L’accumulation de ces facteurs crée, selon Sara Menker, une pression inflationniste sur l’ensemble du secteur agricole. En raison des faibles marges bénéficiaires des entreprises de production agricole - qui ne sont soutenues que par une augmentation constante de la demande - il est possible qu'une légère baisse de la demande entraîne une chute brutale des prix. Elle précise que le moment du point de basculement potentiel n'est pas encore déterminé.

Menace de la hausse des températures sur les cultures

Sara Menker estime que les changements environnementaux dans le secteur agricole pourraient trouver des solutions grâce à l'innovation, comme la modification génétique des semences et des produits en développement.

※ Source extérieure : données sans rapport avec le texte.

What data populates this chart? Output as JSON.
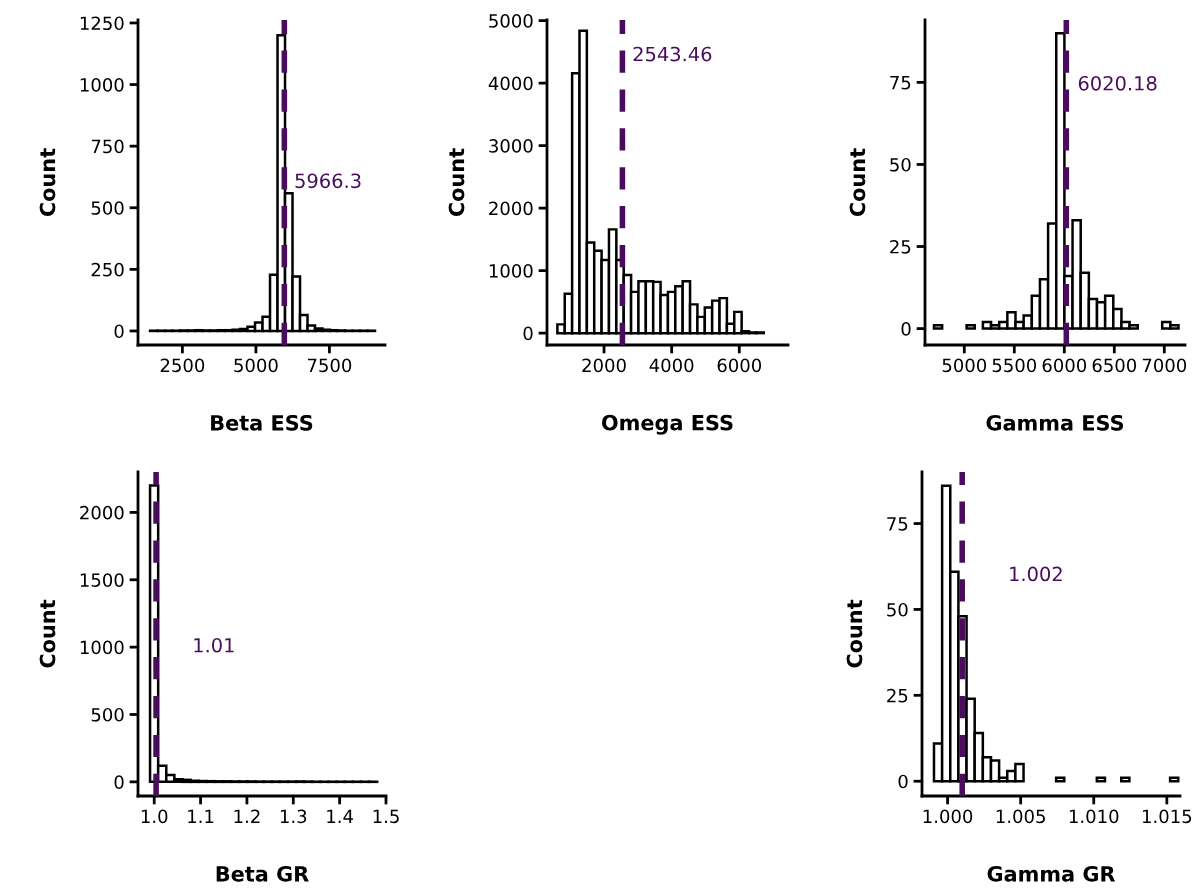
{
  "chart_data": [
    {
      "type": "histogram",
      "xlabel": "Beta ESS",
      "ylabel": "Count",
      "color": "#ffffff",
      "bins": [
        1400,
        1655,
        1910,
        2165,
        2420,
        2675,
        2930,
        3185,
        3440,
        3695,
        3950,
        4205,
        4460,
        4715,
        4970,
        5225,
        5480,
        5735,
        5990,
        6245,
        6500,
        6755,
        7010,
        7265,
        7520,
        7775,
        8030,
        8285,
        8540,
        8795,
        9050
      ],
      "values": [
        1,
        1,
        1,
        1,
        2,
        2,
        3,
        2,
        2,
        3,
        3,
        5,
        8,
        17,
        34,
        58,
        228,
        1200,
        559,
        221,
        65,
        22,
        10,
        5,
        3,
        2,
        1,
        1,
        1,
        1
      ],
      "xlim": [
        990,
        9390
      ],
      "xticks": [
        2500,
        5000,
        7500
      ],
      "ylim": [
        -57,
        1262
      ],
      "yticks": [
        0,
        250,
        500,
        750,
        1000,
        1250
      ],
      "ref_lines": [
        {
          "axis": "x",
          "value": 5966.3,
          "label": "5966.3",
          "color": "#4a0d5e",
          "line_style": "dashed"
        }
      ]
    },
    {
      "type": "histogram",
      "xlabel": "Omega ESS",
      "ylabel": "Count",
      "color": "#ffffff",
      "bins": [
        620,
        838,
        1056,
        1274,
        1492,
        1710,
        1928,
        2146,
        2364,
        2582,
        2800,
        3018,
        3236,
        3454,
        3672,
        3890,
        4108,
        4326,
        4544,
        4762,
        4980,
        5198,
        5416,
        5634,
        5852,
        6070,
        6288,
        6506,
        6724,
        6942,
        7160
      ],
      "values": [
        140,
        630,
        4160,
        4840,
        1450,
        1320,
        1170,
        1660,
        1170,
        930,
        660,
        830,
        830,
        820,
        610,
        660,
        750,
        830,
        460,
        260,
        410,
        520,
        560,
        150,
        340,
        30,
        10,
        10,
        0,
        0
      ],
      "xlim": [
        313,
        7441
      ],
      "xticks": [
        2000,
        4000,
        6000
      ],
      "ylim": [
        -190,
        5010
      ],
      "yticks": [
        0,
        1000,
        2000,
        3000,
        4000,
        5000
      ],
      "ref_lines": [
        {
          "axis": "x",
          "value": 2543.46,
          "label": "2543.46",
          "color": "#4a0d5e",
          "line_style": "dashed"
        }
      ]
    },
    {
      "type": "histogram",
      "xlabel": "Gamma ESS",
      "ylabel": "Count",
      "color": "#ffffff",
      "bins": [
        4697,
        4778.5,
        4860,
        4941.5,
        5023,
        5104.5,
        5186,
        5267.5,
        5349,
        5430.5,
        5512,
        5593.5,
        5675,
        5756.5,
        5838,
        5919.5,
        6001,
        6082.5,
        6164,
        6245.5,
        6327,
        6408.5,
        6490,
        6571.5,
        6653,
        6734.5,
        6816,
        6897.5,
        6979,
        7060.5,
        7142
      ],
      "values": [
        1,
        0,
        0,
        0,
        1,
        0,
        2,
        1,
        2,
        5,
        2,
        4,
        10,
        15,
        32,
        90,
        16,
        33,
        17,
        9,
        8,
        10,
        6,
        2,
        1,
        0,
        0,
        0,
        2,
        1
      ],
      "xlim": [
        4607,
        7207
      ],
      "xticks": [
        5000,
        5500,
        6000,
        6500,
        7000
      ],
      "ylim": [
        -5,
        94
      ],
      "yticks": [
        0,
        25,
        50,
        75
      ],
      "ref_lines": [
        {
          "axis": "x",
          "value": 6020.18,
          "label": "6020.18",
          "color": "#4a0d5e",
          "line_style": "dashed"
        }
      ]
    },
    {
      "type": "histogram",
      "xlabel": "Beta GR",
      "ylabel": "Count",
      "color": "#ffffff",
      "bins": [
        0.991,
        1.0085,
        1.026,
        1.0435,
        1.061,
        1.0785,
        1.096,
        1.1135,
        1.131,
        1.1485,
        1.166,
        1.1835,
        1.201,
        1.2185,
        1.236,
        1.2535,
        1.271,
        1.2885,
        1.306,
        1.3235,
        1.341,
        1.3585,
        1.376,
        1.3935,
        1.411,
        1.4285,
        1.446,
        1.4635,
        1.481
      ],
      "values": [
        2200,
        120,
        50,
        20,
        15,
        8,
        6,
        5,
        4,
        4,
        3,
        3,
        3,
        2,
        2,
        2,
        2,
        2,
        3,
        2,
        1,
        1,
        1,
        1,
        1,
        1,
        1,
        1
      ],
      "xlim": [
        0.965,
        1.5
      ],
      "xticks": [
        {
          "value": 1.0,
          "label": "1.0"
        },
        1.1,
        1.2,
        1.3,
        1.4,
        1.5
      ],
      "ylim": [
        -105,
        2300
      ],
      "yticks": [
        0,
        500,
        1000,
        1500,
        2000
      ],
      "ref_lines": [
        {
          "axis": "x",
          "value": 1.004,
          "color": "#4a0d5e",
          "line_style": "dashed"
        }
      ],
      "annotations": [
        "1.01"
      ]
    },
    {
      "type": "histogram",
      "xlabel": "Gamma GR",
      "ylabel": "Count",
      "color": "#ffffff",
      "bins": [
        0.99907,
        0.999627,
        1.000184,
        1.000741,
        1.001298,
        1.001855,
        1.002412,
        1.002969,
        1.003526,
        1.004083,
        1.00464,
        1.005197,
        1.005754,
        1.006311,
        1.006868,
        1.007425,
        1.007982,
        1.008539,
        1.009096,
        1.009653,
        1.01021,
        1.010767,
        1.011324,
        1.011881,
        1.012438,
        1.012995,
        1.013552,
        1.014109,
        1.014666,
        1.015223,
        1.01578
      ],
      "values": [
        11,
        86,
        61,
        48,
        24,
        14,
        7,
        6,
        1,
        3,
        5,
        0,
        0,
        0,
        0,
        1,
        0,
        0,
        0,
        0,
        1,
        0,
        0,
        1,
        0,
        0,
        0,
        0,
        0,
        1
      ],
      "xlim": [
        0.99825,
        1.0159
      ],
      "xticks": [
        {
          "value": 1.0,
          "label": "1.000"
        },
        {
          "value": 1.005,
          "label": "1.005"
        },
        {
          "value": 1.01,
          "label": "1.010"
        },
        {
          "value": 1.015,
          "label": "1.015"
        }
      ],
      "ylim": [
        -4.3,
        90
      ],
      "yticks": [
        0,
        25,
        50,
        75
      ],
      "ref_lines": [
        {
          "axis": "x",
          "value": 1.001,
          "color": "#4a0d5e",
          "line_style": "dashed"
        }
      ],
      "annotations": [
        "1.002"
      ]
    }
  ]
}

Si certains dommages causés à l'écosystème agricole sont irréparables, comme de nombreux scientifiques l’affirment plus que jamais, nous devons prendre des mesures pour être plus résilients. L’allocation de capitaux à plus long terme à nos systèmes alimentaires et à nos marchés agricoles est essentielle et doit être envisagée si nous voulons atténuer le changement climatique. Nous devrons apprendre, dit-elle, à penser différemment pour anticiper les besoins agricoles de demain. 

Elle souhaite retenir néanmoins une vision optimiste des perspectives agricoles actuelles : les difficultés à venir offrent des opportunités. Pour préserver notre système agricole, nous devrons collectivement nous mobiliser pour procéder aux changements nécessaires et relever ces défis de manière proactive, conclut-elle.